JUDGE MANDATES NEW DISTRICT MAPS FOR STATE ASSEMBLY: The Independent Redistricting Commission must reconvene to submit new Assembly map lines, a State Supreme Court judge in New York County ruled today. According to the court documents published by City & State, the latest development in the ongoing statewide redistricting saga is that the IRC must draw up new maps by April 2023 that will be in place for the 2024 cycle, ruled Justice Laurence L. Love.
The newly drawn, temporary Assembly district lines would still be used for the 2022 election cycle, reports City & State.
ADA ELEVATORS BEING REPLACED AT J & M STATION: The NYC Metropolitan Transit Authority will be fully replacing the two ADA elevators at the Flushing Avenue J and M station beginning this Monday, October 3. This project is currently scheduled to take nine to ten months to complete, with a scheduled completion date of Summer 2023.
This station will remain open at all times during the ADA elevator replacement project.
NEW REGULATIONS SET ZERO-EMISSIONS GOAL FOR 2035: Governor Kathy Hochul commemorated National Drive Electric Week by directing the State Department of Environmental Conservation to take major regulatory action requiring all new passenger cars, pickup trucks, and SUVs sold in New York State to be zero emissions by 2035. The regulation, which will build upon existing regulations enacted in New York in 2012, also requires an increasing percentage of new light-duty vehicle sales to be zero-emission vehicles (ZEV) starting with 35 percent of sales in model year 2026, 68 percent of sales by 2030, and 100 percent of sales by 2035.
New pollutant standards for model year 2026 through model year 2034 passenger cars, light-duty trucks, and medium-duty vehicles with internal combustion engines would also be required.
STREET SAFETY IMPROVEMENTS BEGIN SOON IN GREENPOINT: Street safety improvements will be made in Greenpoint, around Cooper Park on the Sharon Open Street, Olive St., Maspeth Ave., and Morgan Ave., within Community Board District 1, as part of the NYC Department of Transportation’s Vision Zero goals.
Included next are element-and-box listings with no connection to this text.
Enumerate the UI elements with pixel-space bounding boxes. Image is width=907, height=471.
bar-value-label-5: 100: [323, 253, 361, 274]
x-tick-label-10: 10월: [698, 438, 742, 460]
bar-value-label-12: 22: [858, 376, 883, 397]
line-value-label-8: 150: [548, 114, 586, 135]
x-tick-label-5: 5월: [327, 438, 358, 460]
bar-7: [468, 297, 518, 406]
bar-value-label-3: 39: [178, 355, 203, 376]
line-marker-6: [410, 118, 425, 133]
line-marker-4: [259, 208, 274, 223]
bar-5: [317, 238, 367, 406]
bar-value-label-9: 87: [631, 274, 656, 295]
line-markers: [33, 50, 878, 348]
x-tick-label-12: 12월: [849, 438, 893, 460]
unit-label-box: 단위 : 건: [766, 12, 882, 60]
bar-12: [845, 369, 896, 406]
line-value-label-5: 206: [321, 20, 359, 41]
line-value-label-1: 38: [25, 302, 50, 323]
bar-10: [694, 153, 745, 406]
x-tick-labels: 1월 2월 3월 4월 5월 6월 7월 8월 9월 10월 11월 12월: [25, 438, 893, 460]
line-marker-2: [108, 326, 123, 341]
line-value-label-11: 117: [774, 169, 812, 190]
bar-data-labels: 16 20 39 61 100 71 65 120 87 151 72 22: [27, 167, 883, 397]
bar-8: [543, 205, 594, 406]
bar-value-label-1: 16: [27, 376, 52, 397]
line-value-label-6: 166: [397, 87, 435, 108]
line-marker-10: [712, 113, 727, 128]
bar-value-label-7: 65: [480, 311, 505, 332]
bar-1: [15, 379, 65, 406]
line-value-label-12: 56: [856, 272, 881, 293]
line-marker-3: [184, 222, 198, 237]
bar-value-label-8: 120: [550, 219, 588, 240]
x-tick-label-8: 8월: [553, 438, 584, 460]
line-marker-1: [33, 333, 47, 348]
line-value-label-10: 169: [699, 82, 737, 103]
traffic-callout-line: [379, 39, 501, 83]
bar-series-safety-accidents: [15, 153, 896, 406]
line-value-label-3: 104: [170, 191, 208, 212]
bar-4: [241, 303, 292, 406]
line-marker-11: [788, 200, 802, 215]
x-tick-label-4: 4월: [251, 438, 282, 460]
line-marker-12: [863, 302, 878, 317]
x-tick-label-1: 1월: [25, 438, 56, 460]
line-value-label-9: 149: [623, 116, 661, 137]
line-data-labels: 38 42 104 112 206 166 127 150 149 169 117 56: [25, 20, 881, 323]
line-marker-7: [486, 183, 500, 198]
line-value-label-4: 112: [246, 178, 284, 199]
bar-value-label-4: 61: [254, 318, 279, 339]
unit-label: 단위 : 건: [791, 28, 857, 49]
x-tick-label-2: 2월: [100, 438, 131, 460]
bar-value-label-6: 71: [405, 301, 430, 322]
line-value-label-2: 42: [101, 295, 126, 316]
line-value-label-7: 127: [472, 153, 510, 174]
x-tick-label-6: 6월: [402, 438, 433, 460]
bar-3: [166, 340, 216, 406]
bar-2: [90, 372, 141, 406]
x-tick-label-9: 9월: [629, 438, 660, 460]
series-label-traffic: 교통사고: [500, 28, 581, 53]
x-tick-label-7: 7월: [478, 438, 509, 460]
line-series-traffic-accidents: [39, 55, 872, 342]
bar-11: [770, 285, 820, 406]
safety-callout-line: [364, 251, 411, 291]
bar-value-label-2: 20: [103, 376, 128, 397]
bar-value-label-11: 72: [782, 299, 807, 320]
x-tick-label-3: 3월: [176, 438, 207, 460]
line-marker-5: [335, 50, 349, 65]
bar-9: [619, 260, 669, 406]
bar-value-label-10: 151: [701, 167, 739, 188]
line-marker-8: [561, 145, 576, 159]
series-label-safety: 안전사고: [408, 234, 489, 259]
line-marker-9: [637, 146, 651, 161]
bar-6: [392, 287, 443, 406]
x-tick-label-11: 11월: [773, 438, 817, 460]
Starting in October, DOT will add painted curb extensions to create safer, shorter crossings, daylight corners to provide better visibility for pedestrians and vehicles, install bike corrals, planters, and granite blocks along the Cooper Park perimeter to provide amenities and calm traffic, among other improvements.
Intersections would also be daylighted, a process that removes parking spaces adjacent to curbs to increase visibility for both pedestrians and drivers.
PUBLIC HEARING WILL ADDRESS PROPOSED INCREASES FOR BUSINESS IMPROVEMENT DISTRICTS: Increases in annual expenditures for five Business Improvement Districts, including two in Brooklyn, will be the subject of a public hearing on Wednesday, October 12, according to City Council’ Resolution 306A. The hearing will cover legislation to authorize the budget increases for the DUMBO BID and the Court-Livingston-Schermerhorn BID in Downtown Brooklyn.
“A Business Improvement District (BID) is a geographical area where local stakeholders oversee and fund the maintenance, improvement, and promotion of their commercial district,” according to the New York City Department of Small Business Services.